Este tema que hemos apuntado como colofón de la discusión sobre la autenticidad nos permitirá establecer un puente hacia el tema tratado en el tercer capítulo. En efecto, la fascinación por la réplica permite que el patrimonio –tanto el original como su copia– se adentre en la sociedad de consumo. Lugares como Las Vegas, que tomamos como referente de esta cultura hipermoderna, son en realidad no lugares –según conocida expresión de Marc Augé– que se nutren de imágenes alimentadas por los medios de comunicación y que recurren indiscriminadamente al patrimonio cultural para crear en torno suyo una poderosísima industria del entretenimiento. El turismo de masas, en paralelo, igualmente sumerge al patrimonio en la esfera de la economía, la productividad y la rentabilidad. El modelo de mercado y sus mecanismos de gestión y explotación no cabe duda que se ha expandido hasta comprender en sus dominios al universo de la cultura y del patrimonio cultural. La esteticidad difusa y el presentismo dominantes convierten al patrimonio en un elemento más del entretenimiento de masas. De este fenómeno –que podríamos llegar a valorarlo como contaminación, sumisión o adaptación– es decir, de esta inevitable asimilación del pasado y del patrimonio desde la óptica del consumo pensamos que se desprenderán importantes consecuencias en la conceptualización misma del patrimonio que será muchas veces “desideologizado”, privado de su densidad histórica, para convertirse en mero soporte de una imagen vacía o en reclamo de las florecientes industrias del turismo y del entretenimiento de masas.

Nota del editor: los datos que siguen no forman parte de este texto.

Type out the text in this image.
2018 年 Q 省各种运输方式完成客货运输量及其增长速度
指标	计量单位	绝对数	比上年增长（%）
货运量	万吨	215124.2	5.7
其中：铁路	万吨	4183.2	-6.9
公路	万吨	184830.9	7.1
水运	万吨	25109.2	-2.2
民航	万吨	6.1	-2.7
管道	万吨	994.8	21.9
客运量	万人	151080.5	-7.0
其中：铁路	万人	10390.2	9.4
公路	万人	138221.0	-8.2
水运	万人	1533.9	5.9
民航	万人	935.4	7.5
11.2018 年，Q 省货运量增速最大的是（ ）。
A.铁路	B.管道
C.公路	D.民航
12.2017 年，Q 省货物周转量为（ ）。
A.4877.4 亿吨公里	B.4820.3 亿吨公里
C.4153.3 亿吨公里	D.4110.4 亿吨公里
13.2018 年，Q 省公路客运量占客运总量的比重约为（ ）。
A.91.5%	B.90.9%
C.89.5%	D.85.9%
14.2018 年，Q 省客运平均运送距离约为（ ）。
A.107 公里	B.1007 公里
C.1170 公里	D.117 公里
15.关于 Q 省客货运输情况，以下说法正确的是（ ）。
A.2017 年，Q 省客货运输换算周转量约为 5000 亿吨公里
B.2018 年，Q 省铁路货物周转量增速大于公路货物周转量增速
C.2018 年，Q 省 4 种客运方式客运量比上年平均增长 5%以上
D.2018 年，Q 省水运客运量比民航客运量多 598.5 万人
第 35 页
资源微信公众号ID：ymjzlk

El patrimonio cultural siempre se define en las encrucijadas del tiempo y el lugar, entre las concepciones de la memoria y la historia que dotan o privan de sentido al patrimonio, como concluimos en el último capítulo. Del cruce con el tiempo, con la delectación sensible y espiritual del tiempo, surgió el tema de la ruina que tanta similitud ontológica mantiene con la memoria, aunque aquí pensamos que la ruina en realidad se sitúa al margen o como un capítulo excepcional del patrimonio, pues aquélla tiene que ver más con el tiempo puro o sensitivo del espíritu, que con el tiempo racional de la historia al que más bien se refiere el patrimonio o, al menos, el sentido dominante –o institucional– que alcanza éste en nuestros días: ese valor de antigüedad que vaticinaba Riegl se convertiría en el nuevo valor de masas del siglo XX pensamos que en realidad ha quedado como residuo minoritario para el deleite de ciertas sensibilidades. También la representación gráfica del patrimonio nos remite a su conceptualización temporal, pues el tema clásico de la imagen monumental transmite una mirada traspasada de temporalidad, desde las visiones románticas del monumento plenas de nostalgia hasta la plasmación del instante del impresionismo que marcó un inicio para la mirada contemporánea del pasado, celebrativa y fugaz. Por eso terminaremos este recorrido con la estimación que la actual cultura del fragmento realiza del patrimonio, esto es, el patrimonio como espejismo espectral de la historia en la actual sociedad de la simulación que juega con esos fragmentos del pasado que constituyen las ruinas de la memoria. Con ello se cierra este recorrido: podemos decir que de una manera circular, casi en contradicción con la idea lineal del tiempo y en simpatía con el eterno retorno del uróboros, esa serpiente que se muerde la cola a sí misma y gira en círculo hasta el infinito. Aunque, en realidad, la naturaleza carece de historia y se limita a mantener reiterativamente sus movimientos cíclicos y la dimensión temporal, el orden del tiempo sólo pertenece al hombre que posee una historia individual y una historia de la humanidad, una dimensión no sólo psíquica sino espiritual, pues sólo pertenece a la naturaleza humana la conciencia de su propio pasado, presente y futuro.